Genetically predicted levels of the plasma proteins FUT3, NOE1, UGT1A6, and FKBP52 have the potential as prospective targets in Europeans. Moreover, the plasma levels of KLB and FGFR4 may serve as potential targets for the treatment of cholelithiasis in East Asians.
胆结石带来了重大的健康和经济负担,因此需要新的药理学靶点来提高治疗效果。
基于全基因组关联分析研究,作者基于血浆蛋白质组学进行了两样本孟德尔随机化(MR)分析,以探索欧洲人群(病例组n = 40191,对照组n = 361641)和亚洲人群(病例组n = 9305,对照组n = 168253)中的潜在药物靶点。作者通过反向MR分析、Steiger过滤、贝叶斯共定位、表型扫描以及在多个数据库中的重复验证,确认了药物靶点与结果的方向性和强相关性。进一步探索了全表型组MR分析和蛋白质-蛋白质相互作用(PPI)作为个体药物靶点的安全性和可能的作用机制。

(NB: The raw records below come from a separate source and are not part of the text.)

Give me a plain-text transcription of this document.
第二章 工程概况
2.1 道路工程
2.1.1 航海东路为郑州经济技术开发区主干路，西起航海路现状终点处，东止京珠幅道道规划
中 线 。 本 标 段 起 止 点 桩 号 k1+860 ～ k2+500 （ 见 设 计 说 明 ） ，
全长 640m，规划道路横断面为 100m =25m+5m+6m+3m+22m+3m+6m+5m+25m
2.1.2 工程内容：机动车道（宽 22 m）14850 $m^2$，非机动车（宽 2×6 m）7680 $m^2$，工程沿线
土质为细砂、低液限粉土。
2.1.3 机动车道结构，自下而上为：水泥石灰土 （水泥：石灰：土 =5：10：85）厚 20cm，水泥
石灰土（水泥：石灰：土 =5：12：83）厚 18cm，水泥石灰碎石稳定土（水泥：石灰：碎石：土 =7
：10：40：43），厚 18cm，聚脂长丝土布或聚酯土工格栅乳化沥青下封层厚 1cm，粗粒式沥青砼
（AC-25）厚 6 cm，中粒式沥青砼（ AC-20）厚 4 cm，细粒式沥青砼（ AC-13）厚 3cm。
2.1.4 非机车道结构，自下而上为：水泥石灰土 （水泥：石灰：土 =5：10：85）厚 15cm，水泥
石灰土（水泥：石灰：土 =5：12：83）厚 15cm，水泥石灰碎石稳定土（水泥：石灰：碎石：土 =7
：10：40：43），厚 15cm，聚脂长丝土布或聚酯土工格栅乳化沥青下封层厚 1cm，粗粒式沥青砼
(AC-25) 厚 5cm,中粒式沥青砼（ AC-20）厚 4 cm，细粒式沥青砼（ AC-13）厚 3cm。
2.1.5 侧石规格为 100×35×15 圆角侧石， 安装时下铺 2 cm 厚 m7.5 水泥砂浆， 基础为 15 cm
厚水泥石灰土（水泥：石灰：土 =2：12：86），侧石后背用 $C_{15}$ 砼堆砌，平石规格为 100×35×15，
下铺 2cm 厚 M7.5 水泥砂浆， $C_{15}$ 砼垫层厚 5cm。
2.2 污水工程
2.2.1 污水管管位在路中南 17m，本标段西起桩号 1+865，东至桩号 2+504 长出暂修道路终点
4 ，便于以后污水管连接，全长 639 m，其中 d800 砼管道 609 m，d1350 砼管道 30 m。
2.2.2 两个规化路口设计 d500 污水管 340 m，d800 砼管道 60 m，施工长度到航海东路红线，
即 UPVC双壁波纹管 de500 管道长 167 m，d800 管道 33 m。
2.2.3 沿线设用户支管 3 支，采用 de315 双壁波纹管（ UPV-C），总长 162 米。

我们基于蛋白质组学的MR分析表明,FUT3(比值比[OR]=0.87;95%置信区间[CI]:0.84 - 0.89;P = 4.70×10⁻³²)、NOE1(OR = 0.58;95% CI:0.52 - 0.66;P = 4.21×10⁻²³)、UGT1A6(OR = 0.68;95% CI:0.64 - 0.73;P = 9.58×10⁻³⁰)和FKBP52(OR = 1.75;95% CI:1.37 - 2.24;P = 8.61×10⁻⁶)是欧洲人的潜在药物靶点,而KLB(OR = 1.11;95% CI:1.07 - 1.16;P = 7.59×10⁻⁷)和FGFR4(OR = 0.94;95% CI:0.91 - 0.96;P = 4.07×10⁻⁶)是东亚人的有效靶点。这些药物靶点不存在反向因果关系。贝叶斯共定位分析的证据支持暴露和结果共享一致的遗传变量。全表型组MR分析表明NOEⅠ和FGFR4具有潜在的有害作用。PPI分析证实了与胆汁酸代谢相关潜在靶点的通路。
血浆蛋白FUT3、NOE1、UGT1A6和FKBP52的遗传预测水平有潜力作为欧洲人的前瞻性靶点。此外,KLB和FGFR4的血浆水平可能作为东亚人胆结石治疗的潜在靶点。